Nous étions des pêcheurs.
Mon père et moi sommes devenus pêcheurs en Janvier 1996, lorsque mon père dut quitté Akure, une petite ville de l’ouest du Nigeria, où nous avions toujours vécu ensemble. La première semaine de Novembre de l’année précédente, son employeur, la Banque Centrale du Nigeria, l’avait muté dans une agence de la banque à Yola — une ville du nord, située à plus de mille kilomètres à vol d’oiseau. Je revois encore le soir où notre père rentra avec sa lettre de notification ; c’était un vendredi. Jusqu’au lendemain soir, Père et Mère échangèrent des conciliabules tels des prêtres dans un lieu saint. Le dimanche venu, Mère n’était plus la même. Elle adoptait une allure de souris mouillée, détournant le regard alors qu’elle s’affairait dans la maison. Elle n’alla pas à l’église ce jour-là ; à la place, elle resta à la maison, à laver et à repasser un tas d’affaires de Père, arborant sur son visage une morosité imperméable. Ni elle ni lui ne dirent quoi que soit à mes frères ou à moi, et nous nous sommes bien gardés de poser des questions. Mes frères — Ikena, Boja, Ojembe — et moi avions compris que que si les deux ventricules de notre foyer — notre père et notre mère — gardaient le silence comme les ventricules du coeur retiennent le sang, nous risquions d’inonder la maison si nous les piquions au vif. Alors, dans ces moments là, nous évitions de regarder la télévision qui trônait dans son meuble à huit colonnes d’étagères dans notre salon. Nous restions assis dans nos chambres, à étudier où à faire semblant d’étudier, anxieux mais sans pour autant poser de questions. De là, nous sortions nos antennes pour appréhender ce que pouvions de la situation.

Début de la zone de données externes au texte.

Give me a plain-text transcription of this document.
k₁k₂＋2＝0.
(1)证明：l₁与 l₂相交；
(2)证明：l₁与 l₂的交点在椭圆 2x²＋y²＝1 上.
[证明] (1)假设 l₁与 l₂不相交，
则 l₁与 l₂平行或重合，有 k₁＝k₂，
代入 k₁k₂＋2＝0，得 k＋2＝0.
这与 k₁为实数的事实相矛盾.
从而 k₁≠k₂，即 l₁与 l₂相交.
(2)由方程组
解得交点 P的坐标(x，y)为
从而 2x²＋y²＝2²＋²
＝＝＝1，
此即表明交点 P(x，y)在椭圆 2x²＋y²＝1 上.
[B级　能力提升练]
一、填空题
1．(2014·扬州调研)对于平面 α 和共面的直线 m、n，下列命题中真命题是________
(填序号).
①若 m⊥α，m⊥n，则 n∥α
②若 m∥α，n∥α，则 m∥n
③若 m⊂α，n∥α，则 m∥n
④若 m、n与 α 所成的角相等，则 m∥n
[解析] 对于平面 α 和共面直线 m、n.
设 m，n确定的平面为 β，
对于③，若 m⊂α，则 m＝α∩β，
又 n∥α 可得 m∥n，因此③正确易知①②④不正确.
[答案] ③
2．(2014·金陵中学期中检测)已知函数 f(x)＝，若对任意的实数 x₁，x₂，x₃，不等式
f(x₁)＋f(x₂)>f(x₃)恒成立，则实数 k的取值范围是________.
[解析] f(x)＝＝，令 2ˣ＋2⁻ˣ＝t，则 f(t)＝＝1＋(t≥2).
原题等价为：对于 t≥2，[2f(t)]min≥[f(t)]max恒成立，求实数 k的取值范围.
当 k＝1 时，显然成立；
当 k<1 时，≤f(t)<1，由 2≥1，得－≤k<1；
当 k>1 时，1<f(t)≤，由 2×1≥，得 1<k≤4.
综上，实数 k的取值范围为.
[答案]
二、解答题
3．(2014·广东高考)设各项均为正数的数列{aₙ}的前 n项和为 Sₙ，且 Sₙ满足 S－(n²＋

Le dimanche à la tombée de la nuit, des bribes d’informations commencèrent à perler du soliloque de Mère comme les plumes tombent du pennage d’un oiseau: « Quelle sorte de travail arrache un père à ses fils qu’il faut élever ? Même si j’étais née avec sept mains, comment pourrais-je m’occuper toute seule de ces enfants ? »
Même si ces questions frénétiques n’étaient pour personne en particulier, elles étaient sans aucun doute destinées aux oreilles de Père. Il été assis seul dans un fauteuil du salon, le visage voilé par un exemplaire de son journal favori, The Guardian, lisant à moitié et écoutant à moitié les propos de Mère. Et quand bien même il entendit tout ce qu’elle dit, Père tendait toujours des oreilles sourdes aux mots qui ne lui étaient pas directement adressés, le genre de mots qu’ils appelait « paroles de couardise ».